Conventional sparging wells comprise a well shaft or a borehole made in the earth. One of two pipes extends from ground level down the shaft and terminates in an outlet to provide for injecting a pressurized gas such as air, oxygen or carbon dioxide into the water table for the purpose of developing gaseous bubbles that entrain, for example, contaminants, such as fuel oil, gasoline, lubricating oil, chlorinated hydrocarbons, transformer dielectric liquids and a host of other volatile chemical compounds that have permeated the soils at and above the water table as a result of ground spills or leaky tanks, for example. The sparging gas injected into the water table percolates up and through the capillary fringe and vadose soil and volatilizes the dispersed pressurized gas is distributed in the vadose zone above the water table in a slightly pressurized state. In the widely used conventional sparging wells, another pipe, that is, a suction pipe is also directed downwardly from the manway chamber at the upper part of the well. Since the conventional vapor sparging well shaft is an uncased hole drilled in the ground to the water table, a region above the water table in the well shaft and above the discharge end of the gas injection pipe, is sealed off with impervious grout. The grout extends upwardly in the well shaft to about the level where intake orifices of the suction pipe begin. This prevents the contaminated vapor from short circuiting up the well shaft and causes it to be diverted through the vadose zone to the suction pipe intake. Hence, contaminated vapor, as it is usually called, must follow a path through the vadose that is generally concentric to the well shaft before the gases can reach the suction pipe. This results in the suction or negative pressure having an effect in the vadose zone or ground at some radial distance from the well shaft. It is desirable for the negative pressure or suction effect to extend to the greatest area possible around the collection well.
One of the problems of a conventional and essentially standardized sparging well such as the one outlined above is that it lacks versatility. That is, it is not readily adaptable to operating in a solely pressure input mode, nor solely in a suction mode, and, therefore, it is not a good candidate for use in arrays or networks of interconnected wells wherein it would be highly advantageous to have one or more wells functioning in the gas sparging source mode, one or more wells acting in the contaminant collection mode and possibly other wells acting in sparging gas sourcing and vapor collection modes, alternately, or independently.

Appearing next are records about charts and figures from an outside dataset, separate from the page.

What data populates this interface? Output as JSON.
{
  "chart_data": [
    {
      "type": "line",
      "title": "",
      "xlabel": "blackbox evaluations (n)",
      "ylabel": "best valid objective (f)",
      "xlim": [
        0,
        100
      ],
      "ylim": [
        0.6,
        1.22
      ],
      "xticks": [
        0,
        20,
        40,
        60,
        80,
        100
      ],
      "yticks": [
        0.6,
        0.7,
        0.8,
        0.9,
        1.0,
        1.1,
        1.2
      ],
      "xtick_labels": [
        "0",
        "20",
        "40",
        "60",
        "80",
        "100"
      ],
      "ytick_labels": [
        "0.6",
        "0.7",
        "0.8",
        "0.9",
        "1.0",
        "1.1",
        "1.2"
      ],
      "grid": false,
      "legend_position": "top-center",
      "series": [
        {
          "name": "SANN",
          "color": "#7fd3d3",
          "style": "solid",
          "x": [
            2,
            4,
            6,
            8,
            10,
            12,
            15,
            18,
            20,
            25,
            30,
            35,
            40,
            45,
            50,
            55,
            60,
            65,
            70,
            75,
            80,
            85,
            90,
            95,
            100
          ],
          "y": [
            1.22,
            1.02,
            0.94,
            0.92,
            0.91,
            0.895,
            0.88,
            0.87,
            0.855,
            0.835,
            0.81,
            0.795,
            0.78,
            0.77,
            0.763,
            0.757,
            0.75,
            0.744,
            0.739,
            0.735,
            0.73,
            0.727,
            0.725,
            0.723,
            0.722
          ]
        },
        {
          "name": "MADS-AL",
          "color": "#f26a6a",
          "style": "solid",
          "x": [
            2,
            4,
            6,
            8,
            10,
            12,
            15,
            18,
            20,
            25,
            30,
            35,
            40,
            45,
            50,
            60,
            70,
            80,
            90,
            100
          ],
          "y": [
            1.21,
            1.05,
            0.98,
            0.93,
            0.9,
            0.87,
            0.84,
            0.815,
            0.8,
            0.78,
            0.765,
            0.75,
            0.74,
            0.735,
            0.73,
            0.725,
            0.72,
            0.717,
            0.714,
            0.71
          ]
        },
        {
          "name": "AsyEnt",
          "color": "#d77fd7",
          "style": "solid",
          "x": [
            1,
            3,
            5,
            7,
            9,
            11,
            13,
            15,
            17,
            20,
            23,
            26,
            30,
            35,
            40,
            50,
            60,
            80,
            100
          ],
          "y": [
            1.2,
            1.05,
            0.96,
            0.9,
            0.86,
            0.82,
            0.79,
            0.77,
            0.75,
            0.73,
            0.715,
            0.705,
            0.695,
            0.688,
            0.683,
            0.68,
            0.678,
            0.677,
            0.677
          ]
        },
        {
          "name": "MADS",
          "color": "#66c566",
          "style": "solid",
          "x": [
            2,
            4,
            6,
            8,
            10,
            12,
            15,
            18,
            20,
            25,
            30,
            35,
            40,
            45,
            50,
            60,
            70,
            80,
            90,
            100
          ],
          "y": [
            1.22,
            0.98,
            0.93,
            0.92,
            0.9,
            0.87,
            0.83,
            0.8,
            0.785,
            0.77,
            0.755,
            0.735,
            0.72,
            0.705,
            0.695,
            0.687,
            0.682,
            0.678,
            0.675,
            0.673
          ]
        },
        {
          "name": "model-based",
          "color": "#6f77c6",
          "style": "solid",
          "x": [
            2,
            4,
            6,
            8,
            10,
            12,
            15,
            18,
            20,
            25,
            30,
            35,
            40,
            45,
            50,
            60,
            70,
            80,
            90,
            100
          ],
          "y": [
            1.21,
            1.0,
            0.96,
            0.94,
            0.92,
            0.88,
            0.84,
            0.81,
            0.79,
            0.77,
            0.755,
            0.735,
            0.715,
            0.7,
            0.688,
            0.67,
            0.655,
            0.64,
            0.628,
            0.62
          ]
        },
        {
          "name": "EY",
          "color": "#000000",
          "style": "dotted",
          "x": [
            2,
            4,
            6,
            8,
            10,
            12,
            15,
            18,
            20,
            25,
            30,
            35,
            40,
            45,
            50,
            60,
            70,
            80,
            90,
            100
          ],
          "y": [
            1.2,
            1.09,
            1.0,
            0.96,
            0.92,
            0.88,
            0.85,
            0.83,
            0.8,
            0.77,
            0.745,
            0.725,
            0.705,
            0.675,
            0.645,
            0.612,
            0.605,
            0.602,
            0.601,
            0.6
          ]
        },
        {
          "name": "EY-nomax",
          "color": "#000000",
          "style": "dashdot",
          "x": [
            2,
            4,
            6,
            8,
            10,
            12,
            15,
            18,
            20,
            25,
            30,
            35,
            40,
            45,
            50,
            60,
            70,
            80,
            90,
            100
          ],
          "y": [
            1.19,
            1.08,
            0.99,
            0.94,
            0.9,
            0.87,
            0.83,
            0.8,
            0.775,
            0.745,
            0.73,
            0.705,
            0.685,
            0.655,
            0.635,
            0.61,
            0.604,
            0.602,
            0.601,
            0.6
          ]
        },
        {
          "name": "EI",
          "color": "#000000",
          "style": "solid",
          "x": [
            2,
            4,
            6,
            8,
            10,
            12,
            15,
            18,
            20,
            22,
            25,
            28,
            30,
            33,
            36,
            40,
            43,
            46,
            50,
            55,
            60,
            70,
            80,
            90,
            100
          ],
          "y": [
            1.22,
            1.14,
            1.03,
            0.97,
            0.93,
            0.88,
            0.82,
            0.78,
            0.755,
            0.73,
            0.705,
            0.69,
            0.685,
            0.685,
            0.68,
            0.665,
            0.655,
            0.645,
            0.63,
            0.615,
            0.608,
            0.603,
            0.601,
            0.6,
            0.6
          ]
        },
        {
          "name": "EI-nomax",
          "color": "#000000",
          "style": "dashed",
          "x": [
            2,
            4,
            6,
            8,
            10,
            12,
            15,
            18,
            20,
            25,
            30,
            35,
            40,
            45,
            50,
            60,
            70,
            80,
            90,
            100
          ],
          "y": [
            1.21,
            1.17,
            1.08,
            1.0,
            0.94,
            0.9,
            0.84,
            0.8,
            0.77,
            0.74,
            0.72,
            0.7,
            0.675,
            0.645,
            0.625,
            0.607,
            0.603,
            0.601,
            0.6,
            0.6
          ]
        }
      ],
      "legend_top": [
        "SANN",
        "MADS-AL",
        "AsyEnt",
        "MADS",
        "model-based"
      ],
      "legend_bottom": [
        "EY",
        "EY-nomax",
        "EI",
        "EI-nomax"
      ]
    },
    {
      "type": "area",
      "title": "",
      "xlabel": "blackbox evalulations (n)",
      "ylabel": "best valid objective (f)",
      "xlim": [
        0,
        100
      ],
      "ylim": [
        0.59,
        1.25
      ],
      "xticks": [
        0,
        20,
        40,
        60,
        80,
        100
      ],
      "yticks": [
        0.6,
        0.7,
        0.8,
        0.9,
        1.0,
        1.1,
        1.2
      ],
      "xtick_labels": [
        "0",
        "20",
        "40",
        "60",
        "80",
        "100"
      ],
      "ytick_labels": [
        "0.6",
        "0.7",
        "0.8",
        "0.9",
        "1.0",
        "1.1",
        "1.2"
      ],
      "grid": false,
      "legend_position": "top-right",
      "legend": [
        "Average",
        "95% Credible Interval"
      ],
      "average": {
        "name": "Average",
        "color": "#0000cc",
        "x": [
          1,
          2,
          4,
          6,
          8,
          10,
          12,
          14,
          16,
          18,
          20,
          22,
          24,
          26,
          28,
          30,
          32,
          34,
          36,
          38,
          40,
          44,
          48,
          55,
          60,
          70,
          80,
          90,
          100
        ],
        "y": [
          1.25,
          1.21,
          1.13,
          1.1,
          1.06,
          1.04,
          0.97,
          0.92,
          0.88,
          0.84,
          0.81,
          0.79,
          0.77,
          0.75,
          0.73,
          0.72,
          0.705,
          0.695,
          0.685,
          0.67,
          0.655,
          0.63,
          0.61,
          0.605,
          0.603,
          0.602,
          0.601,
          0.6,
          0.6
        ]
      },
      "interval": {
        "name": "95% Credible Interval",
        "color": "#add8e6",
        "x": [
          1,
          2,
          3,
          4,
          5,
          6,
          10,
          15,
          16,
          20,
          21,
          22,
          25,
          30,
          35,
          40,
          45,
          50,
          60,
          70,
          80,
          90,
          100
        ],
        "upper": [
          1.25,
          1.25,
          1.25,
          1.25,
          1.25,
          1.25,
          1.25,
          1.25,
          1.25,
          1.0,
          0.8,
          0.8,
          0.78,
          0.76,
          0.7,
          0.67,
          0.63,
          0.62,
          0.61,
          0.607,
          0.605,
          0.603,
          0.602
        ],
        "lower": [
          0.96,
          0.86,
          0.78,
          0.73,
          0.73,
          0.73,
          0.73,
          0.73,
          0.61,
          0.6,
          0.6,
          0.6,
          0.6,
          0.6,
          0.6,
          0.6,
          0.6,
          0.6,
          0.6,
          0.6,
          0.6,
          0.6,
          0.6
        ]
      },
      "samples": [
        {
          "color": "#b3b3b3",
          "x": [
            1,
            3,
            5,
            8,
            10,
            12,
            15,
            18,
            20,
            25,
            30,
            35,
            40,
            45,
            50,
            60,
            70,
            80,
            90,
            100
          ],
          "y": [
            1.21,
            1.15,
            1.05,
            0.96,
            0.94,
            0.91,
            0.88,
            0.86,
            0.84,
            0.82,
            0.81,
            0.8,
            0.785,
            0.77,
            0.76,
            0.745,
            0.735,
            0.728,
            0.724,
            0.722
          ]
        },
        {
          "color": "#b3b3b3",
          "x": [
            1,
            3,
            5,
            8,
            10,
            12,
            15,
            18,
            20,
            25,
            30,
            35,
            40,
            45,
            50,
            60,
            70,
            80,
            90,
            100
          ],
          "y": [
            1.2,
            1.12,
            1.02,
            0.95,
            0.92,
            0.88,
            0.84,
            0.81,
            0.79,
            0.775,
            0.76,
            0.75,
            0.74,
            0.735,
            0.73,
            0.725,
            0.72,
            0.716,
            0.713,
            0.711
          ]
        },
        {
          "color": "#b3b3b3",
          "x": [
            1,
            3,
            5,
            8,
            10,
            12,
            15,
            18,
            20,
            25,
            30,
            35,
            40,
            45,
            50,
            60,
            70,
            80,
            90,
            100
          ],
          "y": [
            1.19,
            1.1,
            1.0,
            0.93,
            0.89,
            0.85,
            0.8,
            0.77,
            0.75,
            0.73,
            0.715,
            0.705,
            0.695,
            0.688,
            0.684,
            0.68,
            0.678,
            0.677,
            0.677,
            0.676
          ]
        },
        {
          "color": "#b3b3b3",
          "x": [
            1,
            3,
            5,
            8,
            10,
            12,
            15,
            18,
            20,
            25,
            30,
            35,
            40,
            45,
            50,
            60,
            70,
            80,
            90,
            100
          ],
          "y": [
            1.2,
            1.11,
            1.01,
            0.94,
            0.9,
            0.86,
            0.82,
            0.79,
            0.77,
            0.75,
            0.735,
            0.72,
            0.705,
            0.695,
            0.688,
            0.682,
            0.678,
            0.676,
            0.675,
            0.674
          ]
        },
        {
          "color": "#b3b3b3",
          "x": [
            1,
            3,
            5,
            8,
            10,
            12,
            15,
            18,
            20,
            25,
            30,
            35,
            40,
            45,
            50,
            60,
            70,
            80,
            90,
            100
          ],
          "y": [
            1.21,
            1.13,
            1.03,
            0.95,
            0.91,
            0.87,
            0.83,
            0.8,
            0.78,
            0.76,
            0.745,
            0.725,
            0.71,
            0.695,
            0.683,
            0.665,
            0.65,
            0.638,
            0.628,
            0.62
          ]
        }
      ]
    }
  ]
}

Another of the deficiencies of conventional sparging wells is that ground surface liquids can easily enter the well through the manway, which is a space at ground level for accessing the top of the well. Because of the vacuum or negative pressure condition created, these contaminants can be drawn down into the well borehole and render the well useless or ineffective. Another deficiency is the limited zone and area of influence, which is confined to the distance between the well pipe terminations and the points within the well vertically.